Commentary

Publishers Are The Bread In The Intent Sandwich

The bedrock media principle I know for sure: The Web is the only user-controlled medium. The more a publisher allows for visitor events to define run time or dynamic rules, the better the ability to deliver relevance to brands and consumers. Put another way, there is no better segmentation than self-segmentation.

In marketing terms, this means pull instead of push. The best representative example of this is, of course, search. A visitor action provides an input (query), and everything else proceeds from that query. Relevance is delivered by machine-learning algorithms, and the most successful technology of all time is born by pulling content to data input rules.  

So why does this matter to publishers whose business is one of “pushing” content?  It matters because of one incredible fact about search that still seems lost on publishers:  Neither the intent that precipitates a consumer’s query, or the content used to deliver relevance to her, belongs to search. It belongs to content.

Eighty percent of people bring their intent sparked by some form of media to search—and roughly 80% of the time, search sends that intent back to organic links.  The best content is what fills up the search index. The intent around it is what is so valuable to marketers.

Marketers are starting to get this and figure it out. Search may be the meat in the intent sandwich, but you can’t have a sandwich without bread. Bread is the media generating intent and receiving intent.  

Publishers need to take advantage of intent.  While many are using this type of data to optimize their content experience for visitors, they are nowhere near fully optimizing the ad experience. Instead they have outsourced this all too many times to other businesses that are destroying the user experience of their content by not being relevant.  Why would publishers treat their ad relevance any different than their content?  In fact, it’s that relationship that is vital to user experience.

As publishers begin to better grasp this information opportunity, it’s clear that intent matched with timing and context can improve visit monetization by an order of magnitude. And why shouldn’t it?  This scenario happens millions of times a day on large sites, and these click-streams of data provide rich real-time intent data that sharpen intent classifications and matching rules.

With advances in data technology, publishers are now poised to truly harvest consumer intent in a meaningful manner.  This trend has been fueled in no small way by the emergence of first-party data collation and application by brands.   The revenue opportunity is huge. Publisher display inventory and site content for real-time intent dwarfs the amount of intent impressions in search.

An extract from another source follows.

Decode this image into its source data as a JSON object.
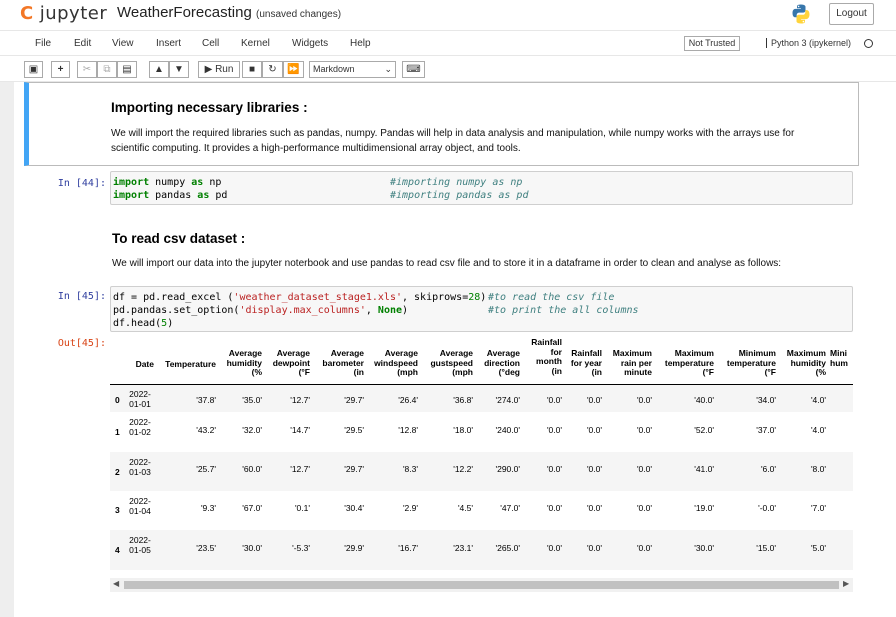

Best of all for brand performance, the amount of inventory using first-party (better) data is increasingly making third-party data a more marginal source in data-driven marketing.  First-party data is coming from both advertisers and publishers.

What’s even better for brands is that the intent from publishers is across the entire non-linear consumer journey; has greater context; is less competitive; and has the influential power of being in a trusted domain and can leverage creative in ways search cannot. Publisher-generated intent should be more valuable to advertisers than search, with its SERP (Search Engine Results Page) landscape of crowded text link ads and arcane rules.

The bottom line is, publishers are in the unique position to both classify the intent on their sites and use pull rules, once that intent is recognized to deliver the highest levels of relevance in real time, just like search. Even better, they never lose ownership of their data and can monetize it directly with advertisers--even using their own ad server through header bidding.  

Now that’s a tasty sandwich we can all sink our teeth into.